Try these to deepen your understanding!

### Exercise 1: Add Residual Connections

Modify GCN to include skip connections: h_new = h_old + f(h_old)

In [None]:
# TODO: Implement GCN with residual connections
print("Exercise 1: Add residual connections to prevent over-smoothing")
print("Hint: When dimensions match, add skip connection in forward()")

### Exercise 2: Try Other Datasets

Test on Citeseer and Pubmed datasets

In [None]:
# TODO: Load and train on Citeseer
print("Exercise 2: Try Citeseer dataset")
print("from torch_geometric.datasets import Planetoid")
print("dataset = Planetoid(root='/tmp/Citeseer', name='Citeseer')")
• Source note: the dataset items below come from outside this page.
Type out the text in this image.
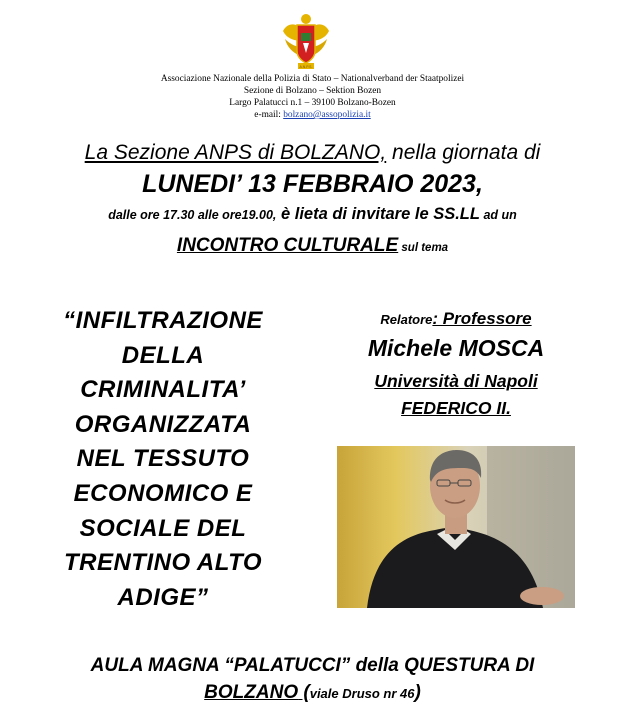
A.N.P.S.
Associazione Nazionale della Polizia di Stato – Nationalverband der Staatpolizei
Sezione di Bolzano – Sektion Bozen
Largo Palatucci n.1 – 39100 Bolzano-Bozen
e-mail: bolzano@assopolizia.it
La Sezione ANPS di BOLZANO, nella giornata di
LUNEDI’ 13 FEBBRAIO 2023,
dalle ore 17.30 alle ore19.00, è lieta di invitare le SS.LL ad un
INCONTRO CULTURALE sul tema
“INFILTRAZIONE
DELLA
CRIMINALITA’
ORGANIZZATA
NEL TESSUTO
ECONOMICO E
SOCIALE DEL
TRENTINO ALTO
ADIGE”
Relatore: Professore
Michele MOSCA
Università di Napoli
FEDERICO II.
AULA MAGNA “PALATUCCI” della QUESTURA DI
BOLZANO (viale Druso nr 46)
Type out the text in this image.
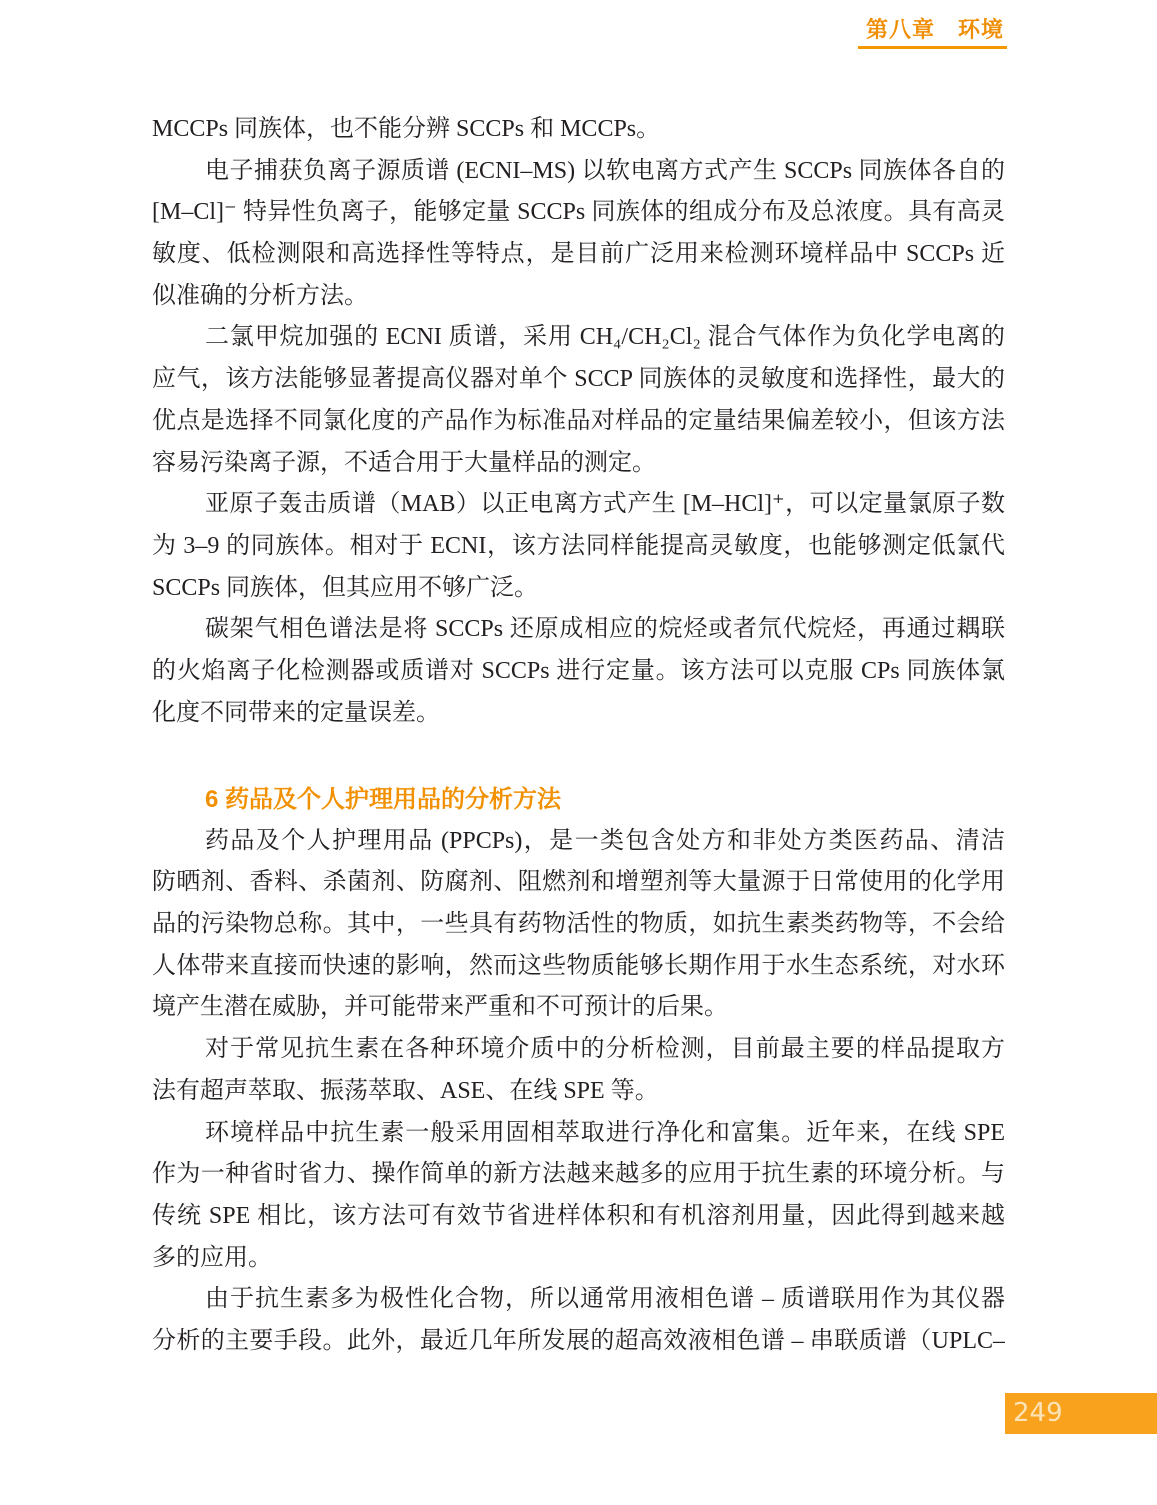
第八章　环境
MCCPs 同族体，也不能分辨 SCCPs 和 MCCPs。
电子捕获负离子源质谱 (ECNI–MS) 以软电离方式产生 SCCPs 同族体各自的
[M–Cl]⁻ 特异性负离子，能够定量 SCCPs 同族体的组成分布及总浓度。具有高灵
敏度、低检测限和高选择性等特点，是目前广泛用来检测环境样品中 SCCPs 近
似准确的分析方法。
二氯甲烷加强的 ECNI 质谱，采用 CH₄/CH₂Cl₂ 混合气体作为负化学电离的
应气，该方法能够显著提高仪器对单个 SCCP 同族体的灵敏度和选择性，最大的
优点是选择不同氯化度的产品作为标准品对样品的定量结果偏差较小，但该方法
容易污染离子源，不适合用于大量样品的测定。
亚原子轰击质谱（MAB）以正电离方式产生 [M–HCl]⁺，可以定量氯原子数
为 3–9 的同族体。相对于 ECNI，该方法同样能提高灵敏度，也能够测定低氯代
SCCPs 同族体，但其应用不够广泛。
碳架气相色谱法是将 SCCPs 还原成相应的烷烃或者氘代烷烃，再通过耦联
的火焰离子化检测器或质谱对 SCCPs 进行定量。该方法可以克服 CPs 同族体氯
化度不同带来的定量误差。
6 药品及个人护理用品的分析方法
药品及个人护理用品 (PPCPs)，是一类包含处方和非处方类医药品、清洁
防晒剂、香料、杀菌剂、防腐剂、阻燃剂和增塑剂等大量源于日常使用的化学用
品的污染物总称。其中，一些具有药物活性的物质，如抗生素类药物等，不会给
人体带来直接而快速的影响，然而这些物质能够长期作用于水生态系统，对水环
境产生潜在威胁，并可能带来严重和不可预计的后果。
对于常见抗生素在各种环境介质中的分析检测，目前最主要的样品提取方
法有超声萃取、振荡萃取、ASE、在线 SPE 等。
环境样品中抗生素一般采用固相萃取进行净化和富集。近年来，在线 SPE
作为一种省时省力、操作简单的新方法越来越多的应用于抗生素的环境分析。与
传统 SPE 相比，该方法可有效节省进样体积和有机溶剂用量，因此得到越来越
多的应用。
由于抗生素多为极性化合物，所以通常用液相色谱 – 质谱联用作为其仪器
分析的主要手段。此外，最近几年所发展的超高效液相色谱 – 串联质谱（UPLC–
249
### Exercise 3: Batch Normalization

Add batch normalization to layers

In [None]:
# TODO: Add nn.BatchNorm1d to GCN layers
print("Exercise 3: Add batch normalization")
print("Use nn.BatchNorm1d between layers")

## Summary

We covered:
1. GCN implementation from scratch and using PyTorch Geometric
2. Semi-supervised node classification
3. Visualization of learned embeddings
4. Hyperparameter optimization
5. Architecture experiments

Key insights:
- GCNs aggregate information from neighbors via normalized adjacency
- Semi-supervised learning leverages graph structure
- 2-4 layers typically works best (over-smoothing)
- Proper regularization is crucial